Yesterday I mentioned what looked like some early VXX accumulation (Short term VIX futures) on their decline, I wasn't sure without further evidence and we'll get to that, but interestingly the opposite, HYG was showing and is still showing some short term 1-2 min negative divergences in to strength, the exact opposite and the exact correlation you'd expect "if" VXX was accumulating yesterday.
This would mean that slowly they are now starting to move out of HYG now that it is doing what it was meant to do, they can't sell it all at once at a moment's notice without crashing the asset and crippling their P/L.
The reason I said the market needed to rise wasn't for a market or average/index based head fake, it was to move VXX lower as they have an inverse correlation and the only reason to move it lower is to get that last accumulation area at lower prices and higher supply as stops are hit, this was what I saw and still see as the reason as we see this on a chart like VXX just before it takes off (the market would do the opposite as they are doing now).
This is yesterday's accumulation in to price weakness in VXX 1 min, I wasn't sure if it was just an intraday anomaly until I saw more data, this morning's continued positive divegrence makes me think they started accumulating as soon as lower prices started, it doesn't mean they'll end here, but it will form an average lower position price.
In addition, there's migration to the 2 min chart and that's what I needed to see so I believe the process we are looking for has already started which would usually be premature as they would often knock the asset lower before starting to accumulate, THIS MAY MEAN THEY FEEL THERE'S MUCH LESS TIME TO GET THE NEW CONTRACTS AND PROTECTION IN PLACE THAN NORMAL.

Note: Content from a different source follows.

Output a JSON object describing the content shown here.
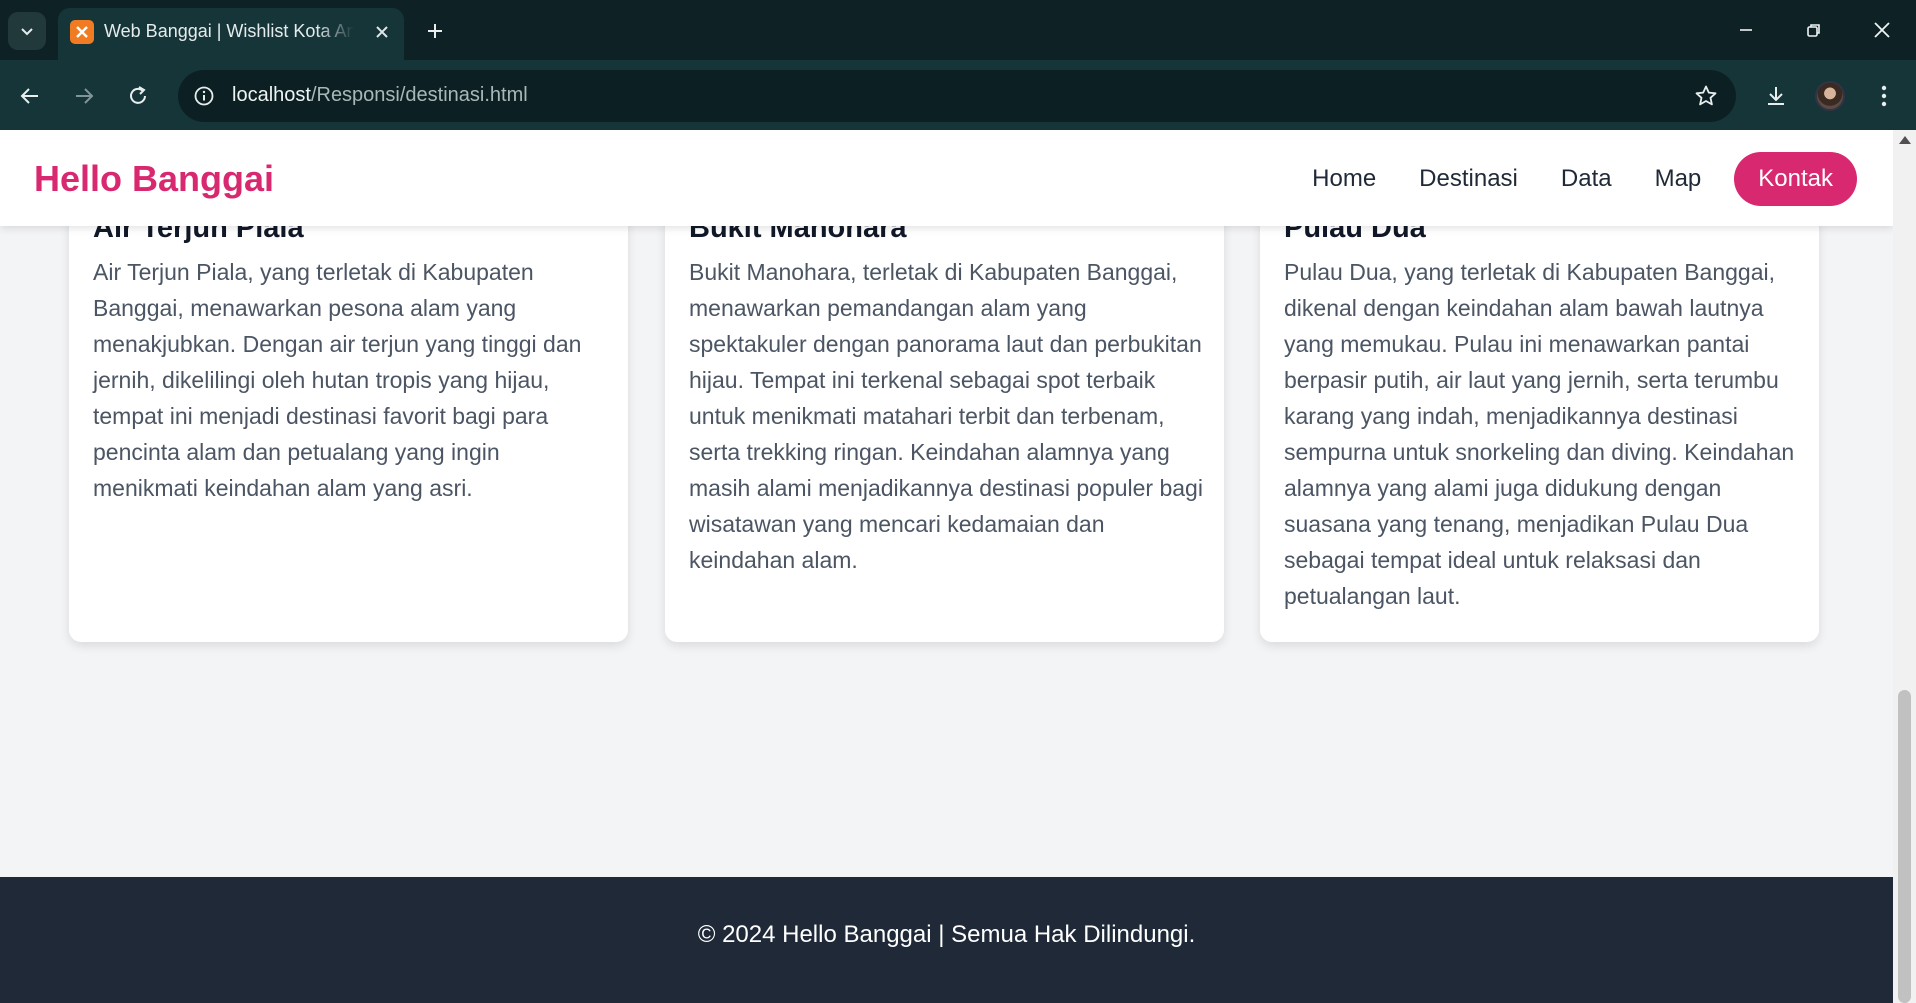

The VIX futures 5 min chart is confirming that yesterday VIX futures were under accumulation so we have good confirmation now, more importantly our theory and expectations are being proven right which means we know what to do when we get where the market is heading which is a means to an end, not the other way around as it sometimes seems to be.
At 3 mins where VXX went negative to move lower, we are still in line or at confirmation of price with 3C, this also shows the enormous difference between a 2 and 3 min chart even though I consider both intraday steering and 5 min the first institutional timeframe intraday.

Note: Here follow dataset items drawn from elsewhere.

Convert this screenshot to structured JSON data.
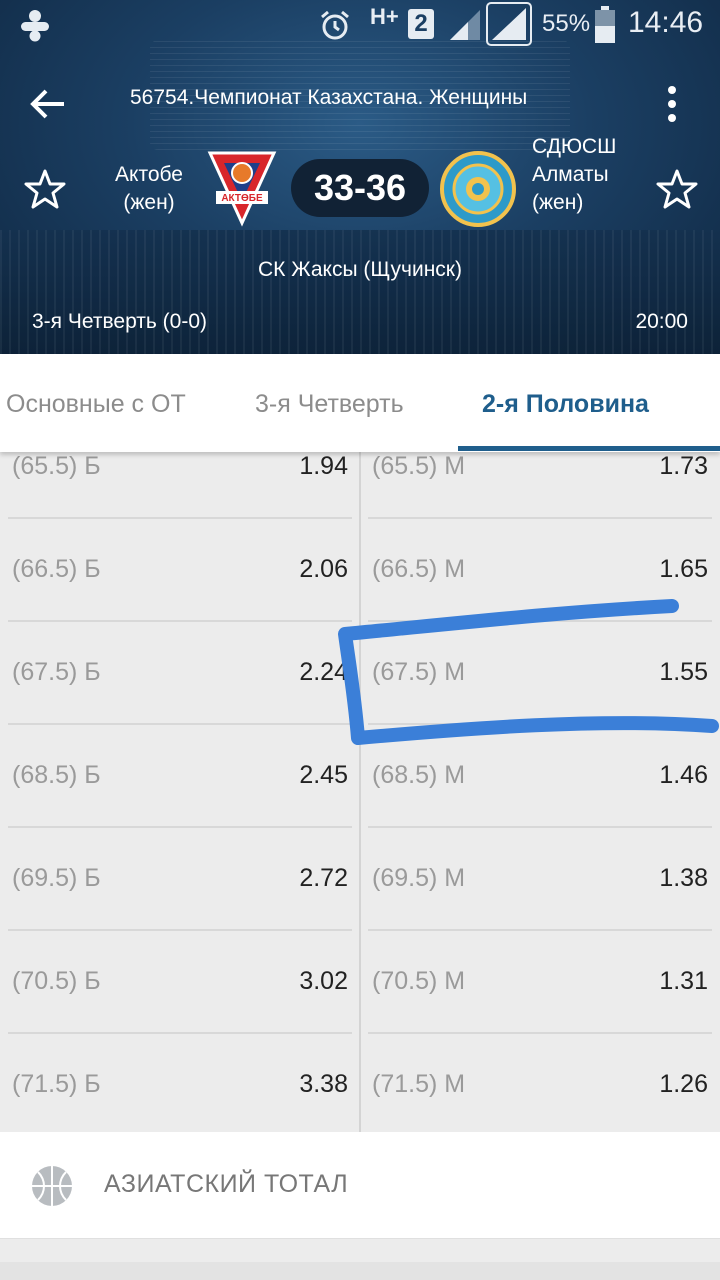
{
  "status_bar": {
    "network": "H+",
    "sim": "2",
    "battery": "55%",
    "time": "14:46"
  },
  "header": {
    "title": "56754.Чемпионат Казахстана. Женщины",
    "home_team": "Актобе (жен)",
    "home_logo_text": "АКТОБЕ",
    "away_team": "СДЮСШ Алматы (жен)",
    "score": "33-36",
    "venue": "СК Жаксы (Щучинск)",
    "period": "3-я  Четверть (0-0)",
    "time": "20:00"
  },
  "tabs": [
    {
      "label": "Основные с ОТ",
      "active": false
    },
    {
      "label": "3-я  Четверть",
      "active": false
    },
    {
      "label": "2-я  Половина",
      "active": true
    }
  ],
  "odds": [
    {
      "over_label": "(65.5) Б",
      "over": "1.94",
      "under_label": "(65.5) М",
      "under": "1.73"
    },
    {
      "over_label": "(66.5) Б",
      "over": "2.06",
      "under_label": "(66.5) М",
      "under": "1.65"
    },
    {
      "over_label": "(67.5) Б",
      "over": "2.24",
      "under_label": "(67.5) М",
      "under": "1.55"
    },
    {
      "over_label": "(68.5) Б",
      "over": "2.45",
      "under_label": "(68.5) М",
      "under": "1.46"
    },
    {
      "over_label": "(69.5) Б",
      "over": "2.72",
      "under_label": "(69.5) М",
      "under": "1.38"
    },
    {
      "over_label": "(70.5) Б",
      "over": "3.02",
      "under_label": "(70.5) М",
      "under": "1.31"
    },
    {
      "over_label": "(71.5) Б",
      "over": "3.38",
      "under_label": "(71.5) М",
      "under": "1.26"
    }
  ],
  "section": {
    "label": "АЗИАТСКИЙ ТОТАЛ",
    "icon": "basketball-icon"
  },
  "colors": {
    "accent": "#1f5e8c",
    "annotation": "#3b7fd8"
  }
}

We need to see this go positive as well, I have no doubt it will, that's where I'd put out VXX long signals for new/add-to positions. MORE IMPORTANTLY, THIS IS WHERE I BELIEVE WE'D HAVE A CLEAR SIGNAL THAT THE MARKET'S PRIMARY TREND (AS IN BULL OR BEAR MARKET) WILL PIVOT TO THE DOWNSIDE, however that last bit of protection in the new contract needs to be accumulated.

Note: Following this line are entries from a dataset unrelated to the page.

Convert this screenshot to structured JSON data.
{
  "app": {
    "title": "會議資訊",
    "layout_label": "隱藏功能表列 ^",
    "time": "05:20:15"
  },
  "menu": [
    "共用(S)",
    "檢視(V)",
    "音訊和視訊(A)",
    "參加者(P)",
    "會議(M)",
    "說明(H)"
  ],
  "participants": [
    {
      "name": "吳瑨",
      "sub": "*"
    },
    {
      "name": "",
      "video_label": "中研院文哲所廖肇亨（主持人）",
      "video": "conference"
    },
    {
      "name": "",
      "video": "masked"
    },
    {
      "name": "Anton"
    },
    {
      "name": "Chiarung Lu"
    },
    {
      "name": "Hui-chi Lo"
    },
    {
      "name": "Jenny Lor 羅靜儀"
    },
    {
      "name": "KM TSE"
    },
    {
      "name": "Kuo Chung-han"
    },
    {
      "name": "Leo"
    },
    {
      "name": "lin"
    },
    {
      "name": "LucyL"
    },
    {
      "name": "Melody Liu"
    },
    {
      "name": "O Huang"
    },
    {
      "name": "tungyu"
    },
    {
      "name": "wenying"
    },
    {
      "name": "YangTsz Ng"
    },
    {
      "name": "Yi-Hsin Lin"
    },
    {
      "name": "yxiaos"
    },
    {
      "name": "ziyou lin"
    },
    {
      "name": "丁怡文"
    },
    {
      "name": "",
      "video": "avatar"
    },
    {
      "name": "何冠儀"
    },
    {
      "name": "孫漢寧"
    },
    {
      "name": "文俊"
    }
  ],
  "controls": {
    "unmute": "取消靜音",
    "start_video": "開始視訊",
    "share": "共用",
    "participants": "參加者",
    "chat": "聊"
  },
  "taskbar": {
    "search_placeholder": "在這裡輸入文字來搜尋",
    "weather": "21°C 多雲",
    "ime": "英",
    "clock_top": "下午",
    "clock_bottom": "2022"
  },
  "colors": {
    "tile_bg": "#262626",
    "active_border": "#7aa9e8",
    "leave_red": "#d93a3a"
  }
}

We have a huge leading positive divegrence here and on longer timeframes, this is the underlying trend, they've been accumulating protection for a while and in size, they obviously know what's coming.
I'd expect more downside, we need the accumulation and downside is what they buy like we often do, take Friday for example.
Then we need a reversal process (yellow arrows), this need not take long, but it needs to happen, so now you know what we are looking for and why.
There's a lot happening that we've talked about from the Yen carry trade to China with its second ever credit default, the Bear Stearns moment in China, Japan's Abenomics are failing miserably, the worst print in GDP since Abe has been in power, of course the Russian crisis, but I think that's less of a long term market influence at least for now and of course the Emerging Markets crisis, there's much more such as the lock up of credit in China, that's what did the US in around 2007-2008.
There are plenty of reasons without even considering that the only thing that has held this market up since 2009, POMO/QE is now being removed and a rate hike considered, the rate hike alone is a bull market killer.
We need to see the broad strokes of the big picture, however for the moment, let today's market be enough, tomorrow's will come, but today's is what will help prepare you for tomorrow, JUST IMAGINE WHAT MY PUTS THAT WERE CLOSED FRIDAY AT HUGE GAINS WOULD HAVE BEEN WORTH TODAY.